“I have more serious things to think about than your illnesses. And my own health—”

“Oh, come, Thomas, your health is magnificent. You wouldn’t be sitting here for what you are, if your health weren’t far and away better than mine.”

“I may be perhaps worse off than you are!”

“Worse than I am—come, that’s too much! Gerda, Tony! He says he is worse off than I am. Perhaps it was you that came near dying, in Hamburg, of rheumatism. Perhaps you have had to endure torments in your left side, perfectly indescribable torments, for every little trifling irregularity! Perhaps all your nerves are short on the left side! All the authorities say that is what is the matter with me. Perhaps it happens to you that you come into your room when it is getting dark and see a man sitting on the sofa, nodding at you, when there is no man there?”

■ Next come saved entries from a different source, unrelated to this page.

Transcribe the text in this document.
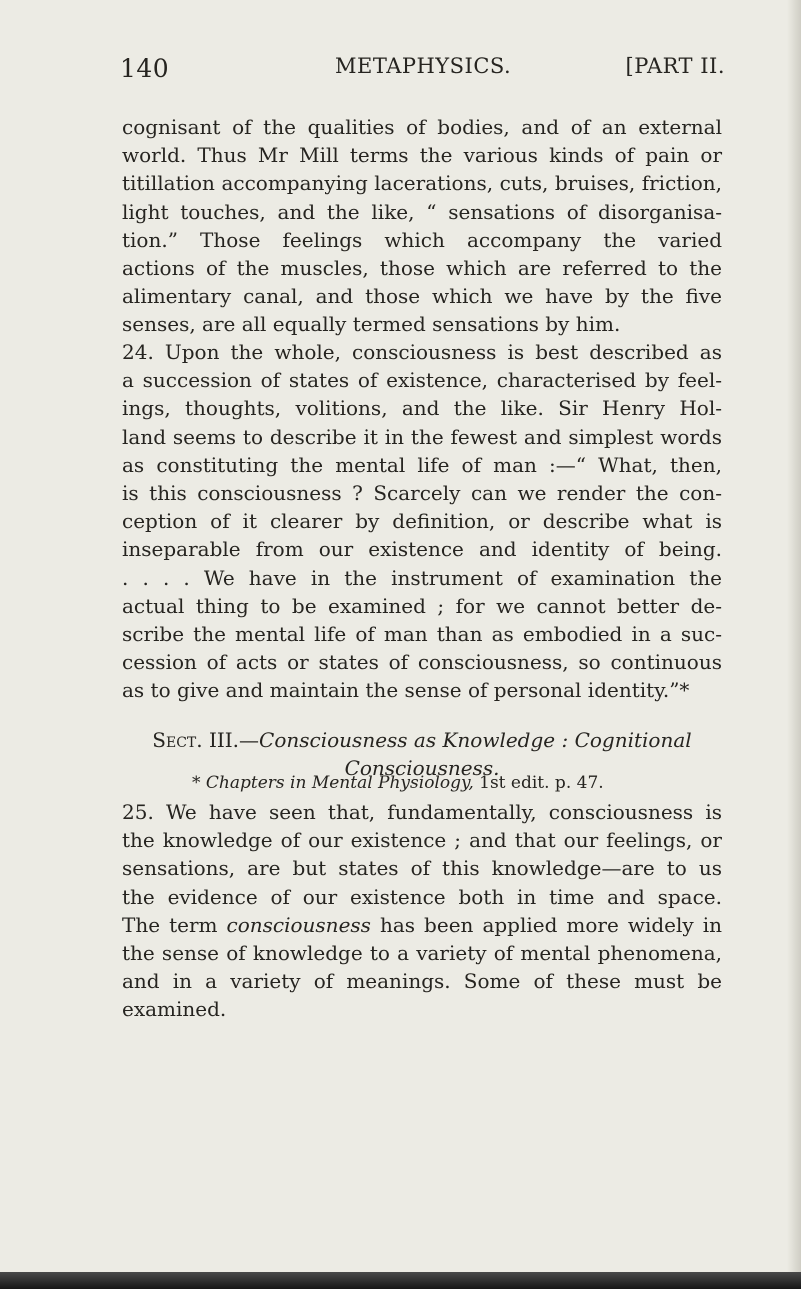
140	METAPHYSICS.	[PART II.
cognisant of the qualities of bodies, and of an external
world. Thus Mr Mill terms the various kinds of pain or
titillation accompanying lacerations, cuts, bruises, friction,
light touches, and the like, “ sensations of disorganisa-
tion.” Those feelings which accompany the varied
actions of the muscles, those which are referred to the
alimentary canal, and those which we have by the five
senses, are all equally termed sensations by him.
24. Upon the whole, consciousness is best described as
a succession of states of existence, characterised by feel-
ings, thoughts, volitions, and the like. Sir Henry Hol-
land seems to describe it in the fewest and simplest words
as constituting the mental life of man :—“ What, then,
is this consciousness ? Scarcely can we render the con-
ception of it clearer by definition, or describe what is
inseparable from our existence and identity of being.
. . . . We have in the instrument of examination the
actual thing to be examined ; for we cannot better de-
scribe the mental life of man than as embodied in a suc-
cession of acts or states of consciousness, so continuous
as to give and maintain the sense of personal identity.”*
Sect. III.—Consciousness as Knowledge : Cognitional
Consciousness.
25. We have seen that, fundamentally, consciousness is
the knowledge of our existence ; and that our feelings, or
sensations, are but states of this knowledge—are to us
the evidence of our existence both in time and space.
The term consciousness has been applied more widely in
the sense of knowledge to a variety of mental phenomena,
and in a variety of meanings. Some of these must be
examined.
* Chapters in Mental Physiology, 1st edit. p. 47.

“Christian!” Frau Permaneder burst out in horror. “What are you saying? And, my God! what are you quarrelling about? Is it an honour for one to be worse off than the other? If it were, Gerda and I might have something to say, too.—And with Mother lying in there! How can you?”

“Don’t you realize, you fool,” cried Thomas Buddenbrook, in a passion, “that all these horrors are the consequence and effect of your vices, your idleness, and your self-tormenting? Go to work! Stop petting your condition and talking about it! If you do go crazy—and I tell you plainly I don’t think it at all unlikely—I shan’t be able to shed a tear; for it will be entirely your own fault.”

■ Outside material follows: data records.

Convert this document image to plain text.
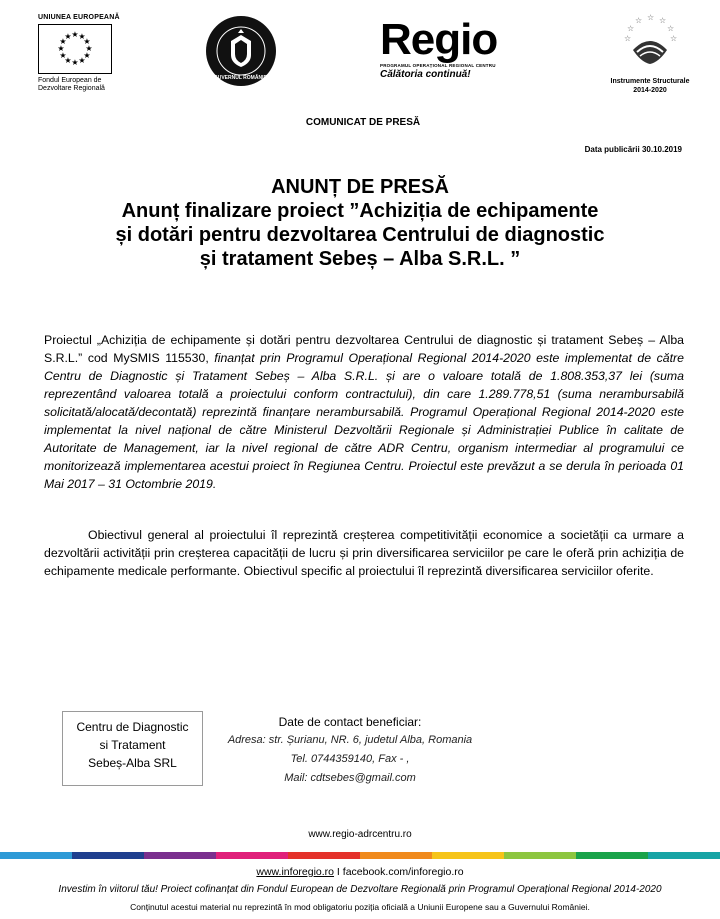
UNIUNEA EUROPEANĂ
★ ★
★
★
★
★
★
★
★
★
★
★
Fondul European de
Dezvoltare Regională
GUVERNUL ROMÂNIEI
Regio
PROGRAMUL OPERAȚIONAL REGIONAL CENTRU
Călătoria continuă!
☆ ☆
☆
☆
☆
☆
☆
Instrumente Structurale
2014-2020
COMUNICAT DE PRESĂ
Data publicării 30.10.2019
ANUNȚ DE PRESĂ
Anunț finalizare proiect ”Achiziția de echipamente
și dotări pentru dezvoltarea Centrului de diagnostic
și tratament Sebeș – Alba S.R.L. ”
Proiectul „Achiziția de echipamente și dotări pentru dezvoltarea Centrului de diagnostic și tratament Sebeș – Alba S.R.L.” cod MySMIS 115530, finanțat prin Programul Operațional Regional 2014-2020 este implementat de către Centru de Diagnostic și Tratament Sebeș – Alba S.R.L. și are o valoare totală de 1.808.353,37 lei (suma reprezentând valoarea totală a proiectului conform contractului), din care 1.289.778,51 (suma nerambursabilă solicitată/alocată/decontată) reprezintă finanțare nerambursabilă. Programul Operațional Regional 2014-2020 este implementat la nivel național de către Ministerul Dezvoltării Regionale și Administrației Publice în calitate de Autoritate de Management, iar la nivel regional de către ADR Centru, organism intermediar al programului ce monitorizează implementarea acestui proiect în Regiunea Centru. Proiectul este prevăzut a se derula în perioada 01 Mai 2017 – 31 Octombrie 2019.
Obiectivul general al proiectului îl reprezintă creșterea competitivității economice a societății ca urmare a dezvoltării activității prin creșterea capacității de lucru și prin diversificarea serviciilor pe care le oferă prin achiziția de echipamente medicale performante. Obiectivul specific al proiectului îl reprezintă diversificarea serviciilor oferite.
Centru de Diagnostic
si Tratament
Sebeș-Alba SRL
Date de contact beneficiar:
Adresa: str. Șurianu, NR. 6, judetul Alba, Romania
Tel. 0744359140, Fax - ,
Mail: cdtsebes@gmail.com
www.regio-adrcentru.ro
www.inforegio.ro I facebook.com/inforegio.ro
Investim în viitorul tău! Proiect cofinanțat din Fondul European de Dezvoltare Regională prin Programul Operațional Regional 2014-2020
Conținutul acestui material nu reprezintă în mod obligatoriu poziția oficială a Uniunii Europene sau a Guvernului României.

“No, and when I die you won’t shed any tears either.”

“You won’t die,” said the Senator bitingly.

“I shan’t die? Very good, I shan’t die, then. We’ll see who dies first. Work! Suppose I can’t work? My God! I can’t do the same thing long at a time! It kills me. If you have been able to, and are able to, thank God for it, but don’t sit in judgment on others, for it isn’t a virtue. God gives strength to one, and not to another. But that is the way you are made, Thomas. You are self-righteous. Oh, wait, that is not what I am going to say, nor what I accuse you of. I don’t know where to begin, and however much I can say is only a millionth part of the feeling I have in my heart against you. You have made a position for yourself in life; and there you stand, and push everything away which might possibly disturb your equilibrium for a moment—for your equilibrium is the most precious thing in the world to you. But it isn’t the most precious thing in life, Thomas—no, before God, it is not. You are an egotist, that is what you are. I am still fond of you, even when you are angry, and tread on me, and thunder me down. But when you get silent: when somebody says something and you are suddenly dumb, and withdraw yourself, quite elegant and remote, and repulse people like a wall and leave the other fellow to his shame, without any chance of justifying himself—! Yes, you are without pity, without love, without humility.—Oh,” he cried, and stretched both arms in front of him, palms outward, as though pushing everything away from him, “Oh, how sick I am of all this tact and propriety, this poise and refinement—sick to death of it!”

The outburst was so genuine, so heart-felt, it sounded so full of loathing and satiety, that it was actually crushing. Thomas shrank a little and looked down in front of him, weary and without a word.